Now here's the question: If you allow a student onto one of these clusters, and if his program keeps running and running and running and running, with no apparent end in sight, then how do you know whether there's actually an infinite loop within his program, or whether it's just a very, very, very hard problem he's trying to model?
So if you are one of the lucky few who gets chosen [or at least pre-selected] for this sort of thing, then will you have to submit a "proof" of the finiteness of your program before you're given the green light?
And will they provide any formal "template" within which the student could "prove" finiteness, or at least offer an outline of [a hope for] a proof?
And might there be some set of "mileposts" which the program is required to meet in a given time, and if, as it runs, the program fails to meet a milepost in time, then it's given the heave ho?
In a similar vein, are the lucky few required to "prove" that they have used all of the fastest known algorithms for each of their calculations?
Just as an example, have you ever timed the computation of "n choose k" using the actual multiplication & division of the factorials, and then compared it to the speed of Pascal's triangle?
Or tried anything in signal analysis without the benefit of O(nlog(n)) algorithms?
Does that really need a new buzzword?
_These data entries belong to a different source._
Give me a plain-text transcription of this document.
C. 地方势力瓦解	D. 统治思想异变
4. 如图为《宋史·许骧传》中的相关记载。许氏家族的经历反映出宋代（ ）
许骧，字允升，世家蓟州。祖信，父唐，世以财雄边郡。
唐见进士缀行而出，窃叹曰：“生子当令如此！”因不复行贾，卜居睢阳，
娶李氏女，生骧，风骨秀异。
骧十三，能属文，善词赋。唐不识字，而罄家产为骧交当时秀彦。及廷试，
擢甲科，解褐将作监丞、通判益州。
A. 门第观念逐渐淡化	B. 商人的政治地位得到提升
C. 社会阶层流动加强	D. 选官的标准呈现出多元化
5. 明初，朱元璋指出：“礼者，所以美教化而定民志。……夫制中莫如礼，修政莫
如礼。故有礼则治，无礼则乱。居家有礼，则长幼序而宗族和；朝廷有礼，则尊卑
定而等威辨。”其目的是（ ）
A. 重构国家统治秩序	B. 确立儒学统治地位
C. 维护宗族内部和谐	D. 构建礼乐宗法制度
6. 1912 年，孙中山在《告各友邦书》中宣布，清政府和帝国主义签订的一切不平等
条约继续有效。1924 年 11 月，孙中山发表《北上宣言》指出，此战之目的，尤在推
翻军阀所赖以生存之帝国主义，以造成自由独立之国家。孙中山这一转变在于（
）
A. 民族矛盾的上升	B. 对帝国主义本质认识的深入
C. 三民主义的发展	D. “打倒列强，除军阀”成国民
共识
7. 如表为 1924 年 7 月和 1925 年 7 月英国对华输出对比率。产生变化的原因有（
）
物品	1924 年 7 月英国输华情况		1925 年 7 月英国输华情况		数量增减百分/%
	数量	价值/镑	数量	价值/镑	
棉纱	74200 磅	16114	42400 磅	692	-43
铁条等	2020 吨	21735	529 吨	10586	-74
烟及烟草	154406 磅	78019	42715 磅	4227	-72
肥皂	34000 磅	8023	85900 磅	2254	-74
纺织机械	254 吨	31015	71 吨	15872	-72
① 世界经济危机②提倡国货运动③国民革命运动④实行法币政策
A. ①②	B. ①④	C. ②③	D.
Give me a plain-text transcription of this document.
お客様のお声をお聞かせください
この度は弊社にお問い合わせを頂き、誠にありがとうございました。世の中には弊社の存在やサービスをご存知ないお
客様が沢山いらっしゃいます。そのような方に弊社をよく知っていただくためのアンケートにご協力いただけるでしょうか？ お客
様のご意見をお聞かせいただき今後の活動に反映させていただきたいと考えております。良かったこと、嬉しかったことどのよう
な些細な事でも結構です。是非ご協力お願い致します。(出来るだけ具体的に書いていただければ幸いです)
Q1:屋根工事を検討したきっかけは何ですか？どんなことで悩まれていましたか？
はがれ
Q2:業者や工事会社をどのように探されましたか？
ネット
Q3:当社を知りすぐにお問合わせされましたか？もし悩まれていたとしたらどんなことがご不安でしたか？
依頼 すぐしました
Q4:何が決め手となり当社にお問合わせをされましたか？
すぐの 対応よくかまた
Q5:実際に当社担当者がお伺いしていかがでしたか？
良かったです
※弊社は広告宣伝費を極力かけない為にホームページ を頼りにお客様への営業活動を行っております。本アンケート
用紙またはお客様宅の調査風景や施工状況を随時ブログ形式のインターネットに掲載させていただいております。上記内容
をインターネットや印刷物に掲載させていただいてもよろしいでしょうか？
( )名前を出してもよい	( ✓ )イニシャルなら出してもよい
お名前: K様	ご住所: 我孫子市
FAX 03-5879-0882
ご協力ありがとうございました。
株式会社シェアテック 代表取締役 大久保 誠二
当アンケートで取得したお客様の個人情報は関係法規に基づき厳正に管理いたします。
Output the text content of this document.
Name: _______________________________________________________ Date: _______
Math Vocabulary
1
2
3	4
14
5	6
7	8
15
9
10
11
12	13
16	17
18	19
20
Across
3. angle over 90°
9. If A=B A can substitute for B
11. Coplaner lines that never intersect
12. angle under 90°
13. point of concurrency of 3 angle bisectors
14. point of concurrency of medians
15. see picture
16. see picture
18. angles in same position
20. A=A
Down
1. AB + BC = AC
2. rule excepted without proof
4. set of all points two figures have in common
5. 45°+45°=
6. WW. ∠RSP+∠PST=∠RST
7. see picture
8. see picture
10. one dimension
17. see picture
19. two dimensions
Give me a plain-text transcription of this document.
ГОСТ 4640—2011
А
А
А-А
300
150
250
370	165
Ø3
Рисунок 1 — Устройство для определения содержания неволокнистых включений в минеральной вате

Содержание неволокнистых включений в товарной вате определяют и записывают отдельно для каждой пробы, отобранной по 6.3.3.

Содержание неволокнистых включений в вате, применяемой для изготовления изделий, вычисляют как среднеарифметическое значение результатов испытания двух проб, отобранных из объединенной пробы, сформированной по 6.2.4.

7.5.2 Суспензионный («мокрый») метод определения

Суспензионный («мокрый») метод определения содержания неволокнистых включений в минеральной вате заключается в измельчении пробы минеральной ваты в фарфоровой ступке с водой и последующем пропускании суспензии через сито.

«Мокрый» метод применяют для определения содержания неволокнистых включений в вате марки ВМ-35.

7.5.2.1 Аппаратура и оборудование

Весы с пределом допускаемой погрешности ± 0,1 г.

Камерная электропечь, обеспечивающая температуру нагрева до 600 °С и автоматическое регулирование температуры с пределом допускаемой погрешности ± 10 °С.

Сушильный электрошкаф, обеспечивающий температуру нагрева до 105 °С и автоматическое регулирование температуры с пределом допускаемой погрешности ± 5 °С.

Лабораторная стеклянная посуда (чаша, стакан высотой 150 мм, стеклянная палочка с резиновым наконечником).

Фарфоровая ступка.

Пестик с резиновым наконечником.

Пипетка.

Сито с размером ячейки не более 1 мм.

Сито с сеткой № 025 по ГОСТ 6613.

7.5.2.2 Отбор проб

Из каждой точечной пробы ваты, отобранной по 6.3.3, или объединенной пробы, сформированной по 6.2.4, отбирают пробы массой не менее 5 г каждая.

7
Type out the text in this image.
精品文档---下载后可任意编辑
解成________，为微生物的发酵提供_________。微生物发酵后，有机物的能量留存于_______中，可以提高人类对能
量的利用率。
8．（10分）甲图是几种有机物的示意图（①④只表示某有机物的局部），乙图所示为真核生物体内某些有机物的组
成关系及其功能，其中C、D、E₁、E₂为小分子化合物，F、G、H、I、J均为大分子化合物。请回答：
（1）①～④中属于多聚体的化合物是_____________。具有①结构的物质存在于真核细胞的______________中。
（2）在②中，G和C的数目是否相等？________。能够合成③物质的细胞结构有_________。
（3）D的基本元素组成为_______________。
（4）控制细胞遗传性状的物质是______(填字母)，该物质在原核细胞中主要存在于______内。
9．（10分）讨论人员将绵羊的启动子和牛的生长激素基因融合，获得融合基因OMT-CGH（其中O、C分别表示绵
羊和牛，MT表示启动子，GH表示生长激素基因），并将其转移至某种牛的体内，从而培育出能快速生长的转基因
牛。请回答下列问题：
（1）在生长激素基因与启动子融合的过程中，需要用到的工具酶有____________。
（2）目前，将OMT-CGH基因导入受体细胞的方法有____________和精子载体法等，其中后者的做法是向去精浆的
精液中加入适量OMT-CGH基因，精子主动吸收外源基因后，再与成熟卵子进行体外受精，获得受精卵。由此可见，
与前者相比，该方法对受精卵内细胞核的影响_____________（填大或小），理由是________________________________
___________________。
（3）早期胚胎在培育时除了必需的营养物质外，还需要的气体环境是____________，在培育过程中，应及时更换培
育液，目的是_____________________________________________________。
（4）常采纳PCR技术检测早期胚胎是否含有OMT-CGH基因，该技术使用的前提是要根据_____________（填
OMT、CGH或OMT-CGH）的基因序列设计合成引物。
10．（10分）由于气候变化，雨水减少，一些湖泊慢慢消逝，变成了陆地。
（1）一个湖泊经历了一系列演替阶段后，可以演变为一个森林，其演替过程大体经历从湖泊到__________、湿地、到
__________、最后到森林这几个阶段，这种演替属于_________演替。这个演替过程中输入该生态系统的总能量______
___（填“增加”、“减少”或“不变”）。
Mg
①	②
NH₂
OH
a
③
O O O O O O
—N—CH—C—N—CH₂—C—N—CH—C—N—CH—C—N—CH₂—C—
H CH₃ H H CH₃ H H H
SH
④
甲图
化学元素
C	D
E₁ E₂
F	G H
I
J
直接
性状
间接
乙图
Sounds like the same old shit that people have been doing with the internet for 10 years now. At the very least, isn't that basically the definition of "Web 2.0"? What's the difference?
I was a little worried I had completely missed out on some new phenomenon, but that Wikipedia page has only been around since March. Sounds to me like Google and IBM just want to inspire "OMG!!1 We're missing out on 'cloud computing'!1" in idiot PHBs and investors.